Y esto empalma con la tercera práctica cuaresmal: la de la limosna o caridad, la del verdadero amor y solidaridad para con todos los necesitados. Amor a Dios que se completa o complementa con el amor y cercanía a los humanos. Si todos renunciáramos a tantas cosas como nos sobran o no son absolutamente necesarias, tendríamos más para compartir y remediar las necesidades de tantas personas pobres y sometidas al hambre leve o severa como abunda en nuestro mundo, vergüenza que no acabamos de afrontar ni de poner en práctica para el mejoramiento de nuestro mundo.
Esto tendría más sentido todavía si, además, renunciamos a tantas armas violentas, físicas y morales, que amenazan nuestra vida y la de la humanidad entera.

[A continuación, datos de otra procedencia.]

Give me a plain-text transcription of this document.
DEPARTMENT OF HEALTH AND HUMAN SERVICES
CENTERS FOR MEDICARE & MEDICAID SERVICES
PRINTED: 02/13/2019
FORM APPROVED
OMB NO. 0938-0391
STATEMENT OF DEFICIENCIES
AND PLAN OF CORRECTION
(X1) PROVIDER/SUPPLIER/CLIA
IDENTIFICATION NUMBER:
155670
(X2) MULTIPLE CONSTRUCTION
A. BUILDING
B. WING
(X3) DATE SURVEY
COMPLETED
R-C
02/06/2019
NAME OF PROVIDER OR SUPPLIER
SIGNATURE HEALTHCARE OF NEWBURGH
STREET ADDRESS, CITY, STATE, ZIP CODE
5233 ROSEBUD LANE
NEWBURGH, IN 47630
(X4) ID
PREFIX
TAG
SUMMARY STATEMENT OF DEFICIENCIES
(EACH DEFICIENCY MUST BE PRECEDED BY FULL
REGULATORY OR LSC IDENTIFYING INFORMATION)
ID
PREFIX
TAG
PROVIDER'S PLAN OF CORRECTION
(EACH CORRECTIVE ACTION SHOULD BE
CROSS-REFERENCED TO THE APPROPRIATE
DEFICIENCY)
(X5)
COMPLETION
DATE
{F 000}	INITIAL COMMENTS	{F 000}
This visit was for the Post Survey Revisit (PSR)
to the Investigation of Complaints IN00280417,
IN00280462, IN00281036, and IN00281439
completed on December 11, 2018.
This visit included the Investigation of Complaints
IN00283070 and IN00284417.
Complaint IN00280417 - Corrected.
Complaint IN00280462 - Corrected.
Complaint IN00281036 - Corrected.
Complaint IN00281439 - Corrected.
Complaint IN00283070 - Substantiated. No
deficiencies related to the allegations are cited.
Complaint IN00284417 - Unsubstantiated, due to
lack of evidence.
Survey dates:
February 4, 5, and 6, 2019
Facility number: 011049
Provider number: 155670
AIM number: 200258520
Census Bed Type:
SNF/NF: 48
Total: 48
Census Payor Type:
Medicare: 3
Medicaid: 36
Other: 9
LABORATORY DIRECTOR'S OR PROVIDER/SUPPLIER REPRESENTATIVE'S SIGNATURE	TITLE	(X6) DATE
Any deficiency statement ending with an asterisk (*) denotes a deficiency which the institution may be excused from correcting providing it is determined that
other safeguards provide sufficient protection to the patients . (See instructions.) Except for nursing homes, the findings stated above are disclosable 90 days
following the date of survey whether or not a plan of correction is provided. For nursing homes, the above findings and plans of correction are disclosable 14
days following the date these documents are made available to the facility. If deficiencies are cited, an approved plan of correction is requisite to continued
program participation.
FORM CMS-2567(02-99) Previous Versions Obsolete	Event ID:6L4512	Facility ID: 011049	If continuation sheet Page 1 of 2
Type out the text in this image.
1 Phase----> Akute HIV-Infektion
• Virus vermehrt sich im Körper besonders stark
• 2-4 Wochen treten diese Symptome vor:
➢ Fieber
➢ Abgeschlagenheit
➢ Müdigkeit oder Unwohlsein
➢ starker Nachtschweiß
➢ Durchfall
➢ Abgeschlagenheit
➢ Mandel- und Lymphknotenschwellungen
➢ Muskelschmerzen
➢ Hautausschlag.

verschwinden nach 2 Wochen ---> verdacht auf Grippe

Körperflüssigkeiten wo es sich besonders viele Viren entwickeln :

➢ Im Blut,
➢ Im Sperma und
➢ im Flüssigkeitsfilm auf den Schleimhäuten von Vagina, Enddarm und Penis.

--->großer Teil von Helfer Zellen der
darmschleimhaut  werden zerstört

Dejar de lado o reducir al máximo la producción, el acaparamiento y el uso de las armas, nos pondrían en el camino de la paz y de la solidaridad que mejoraría notablemente nuestra existencia y nos acercaría a todos a la meta de la felicidad.
Oración, sacrificio, solidaridad: he aquí la trilogía de prácticas que nos acercan a la consecución de las expectativas y deseos que aportan la máxima dignidad a nuestra vida temporal y definitiva. Edifiquemos el futuro sobre las cenizas de nuestra pequeñez para que consigamos la grandeza del hombre de nuestras esperanzas.